Christa Winsloe (1888-1944) was a 20th-century German novelist, playwright and sculptor, best known for her play Gestern und heute, filmed in 1931 as "Mädchen in Uniform".


Born in Darmstadt, she entered the Potsdam boarding school Kaiserin-Augusta-Stift as a pupil after her mother's early death. In this institution, young noble girls were drilled to become mothers of soldiers and to learn discipline and submission. As an adult, Winsloe wrote the novel Das Mädchen Manuela ("The Child Manuela") based on this experience, from which she then created the stage play Gestern und heute ("Yesterday and Today").[1]

The play appeared in 1930 in Leipzig under the title Ritter Nérestan ("Knight Nérestan") and then in Berlin as Krankheit der Liebe ("Sickness of Love"), the original title having been rejected as too insipid. The play's success led to the production of the film version "Mädchen in Uniform", on which Winsloe was a screenwriter, made in 1931, which become the world's best film of the year. This was not only due to its ambitiously aesthetic form and the fact that only women performed. Equally important was the reduction of the lesbian aspects in this film version and their depiction as an adolescent crush, even though Winsloe co-authored the script and Leontine Sagan, who in the stage version of Gestern und heute had stressed the lesbian aspect, acted as director.

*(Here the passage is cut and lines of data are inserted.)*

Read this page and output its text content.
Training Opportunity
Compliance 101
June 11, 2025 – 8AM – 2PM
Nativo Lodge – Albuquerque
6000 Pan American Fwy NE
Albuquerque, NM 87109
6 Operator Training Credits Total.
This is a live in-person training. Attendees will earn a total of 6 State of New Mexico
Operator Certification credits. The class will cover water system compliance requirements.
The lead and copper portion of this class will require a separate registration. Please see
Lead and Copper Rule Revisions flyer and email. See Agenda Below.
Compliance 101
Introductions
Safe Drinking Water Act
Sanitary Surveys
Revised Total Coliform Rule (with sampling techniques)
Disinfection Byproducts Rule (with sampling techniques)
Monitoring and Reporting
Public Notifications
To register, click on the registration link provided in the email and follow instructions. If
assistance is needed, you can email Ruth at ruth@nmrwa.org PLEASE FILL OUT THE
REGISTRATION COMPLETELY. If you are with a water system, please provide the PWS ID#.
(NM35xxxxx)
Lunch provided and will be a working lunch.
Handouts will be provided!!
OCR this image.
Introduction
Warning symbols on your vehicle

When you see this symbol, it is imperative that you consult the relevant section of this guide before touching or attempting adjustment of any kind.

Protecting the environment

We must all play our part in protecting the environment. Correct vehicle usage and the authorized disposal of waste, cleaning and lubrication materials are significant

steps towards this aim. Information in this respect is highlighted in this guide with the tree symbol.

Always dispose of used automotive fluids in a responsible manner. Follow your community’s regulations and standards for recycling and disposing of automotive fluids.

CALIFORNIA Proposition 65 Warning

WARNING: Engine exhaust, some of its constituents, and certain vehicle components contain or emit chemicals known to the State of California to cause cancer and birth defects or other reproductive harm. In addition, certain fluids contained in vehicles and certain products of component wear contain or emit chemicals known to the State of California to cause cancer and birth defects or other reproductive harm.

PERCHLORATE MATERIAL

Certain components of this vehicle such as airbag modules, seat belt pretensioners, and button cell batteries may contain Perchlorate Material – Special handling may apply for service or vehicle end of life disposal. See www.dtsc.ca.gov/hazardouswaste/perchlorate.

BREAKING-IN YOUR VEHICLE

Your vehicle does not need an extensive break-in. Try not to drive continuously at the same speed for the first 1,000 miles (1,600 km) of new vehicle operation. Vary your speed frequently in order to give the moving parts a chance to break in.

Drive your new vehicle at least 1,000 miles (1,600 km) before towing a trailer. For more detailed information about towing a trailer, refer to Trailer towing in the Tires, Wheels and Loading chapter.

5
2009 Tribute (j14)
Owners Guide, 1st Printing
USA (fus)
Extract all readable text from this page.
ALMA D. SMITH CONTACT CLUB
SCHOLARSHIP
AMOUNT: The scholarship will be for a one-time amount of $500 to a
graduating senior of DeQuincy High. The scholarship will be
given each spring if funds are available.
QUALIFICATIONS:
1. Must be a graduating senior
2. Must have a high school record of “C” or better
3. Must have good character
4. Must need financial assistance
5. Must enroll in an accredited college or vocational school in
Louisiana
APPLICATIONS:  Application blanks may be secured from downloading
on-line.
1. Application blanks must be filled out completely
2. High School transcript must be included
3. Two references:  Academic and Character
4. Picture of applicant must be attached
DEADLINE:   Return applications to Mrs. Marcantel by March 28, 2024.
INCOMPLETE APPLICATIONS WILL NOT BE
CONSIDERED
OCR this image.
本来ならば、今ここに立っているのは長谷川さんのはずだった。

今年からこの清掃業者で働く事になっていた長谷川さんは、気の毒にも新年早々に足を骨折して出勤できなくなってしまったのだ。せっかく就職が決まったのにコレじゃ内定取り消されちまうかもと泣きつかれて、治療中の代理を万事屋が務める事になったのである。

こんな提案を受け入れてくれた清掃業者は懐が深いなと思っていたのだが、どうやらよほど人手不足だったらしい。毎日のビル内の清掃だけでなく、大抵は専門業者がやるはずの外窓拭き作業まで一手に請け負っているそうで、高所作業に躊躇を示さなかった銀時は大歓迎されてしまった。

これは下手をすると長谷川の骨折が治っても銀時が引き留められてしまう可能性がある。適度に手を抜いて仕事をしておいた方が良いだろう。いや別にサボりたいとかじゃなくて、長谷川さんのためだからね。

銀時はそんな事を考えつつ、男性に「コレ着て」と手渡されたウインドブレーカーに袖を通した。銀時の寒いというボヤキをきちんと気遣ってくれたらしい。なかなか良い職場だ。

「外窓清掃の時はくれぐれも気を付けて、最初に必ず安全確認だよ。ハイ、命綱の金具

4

The play ends differently from the film. In the play, the young student, Manuela, is destroyed because of rejection by her teacher, Fräulein Elizabeth von Bernburg, who did not dare to side with Manuela against the headmistress and to oppose the brutal educational methods. The pupil commits suicide. The film is more hopeful, with von Bernburg defending the student and herself. Christa Winsloe may be credited with the first sensitive play on female homosexuality in the Weimar Republic, but without a radical critique of the social discrimination against lesbian women.

On the strength of the play's acclaim, Christa Winsloe moved to Berlin, where a lesbian culture thrived. She was wealthy, as she had previously been briefly married to Baron Ludwig Hatvany (1880-1961), a rich Hungarian writer and landowner, who after the marriage broke up, continued to give her a generous allowance. She worked as an animal sculptor and had a wide circle of friends. She was a member of the SPD (German Socialist Party), and was openly bisexual.

She moved to France in the late 1930s, fleeing the Nazis, and joined the French Resistance. Contrary to what is often believed, she was not executed by the Nazis; instead, on June 10, 1944, Winsloe and a woman companion were shot and killed by four Frenchman in the forest near Cluny. Claiming that they thought the women were spies, the murderers were later acquitted.[2]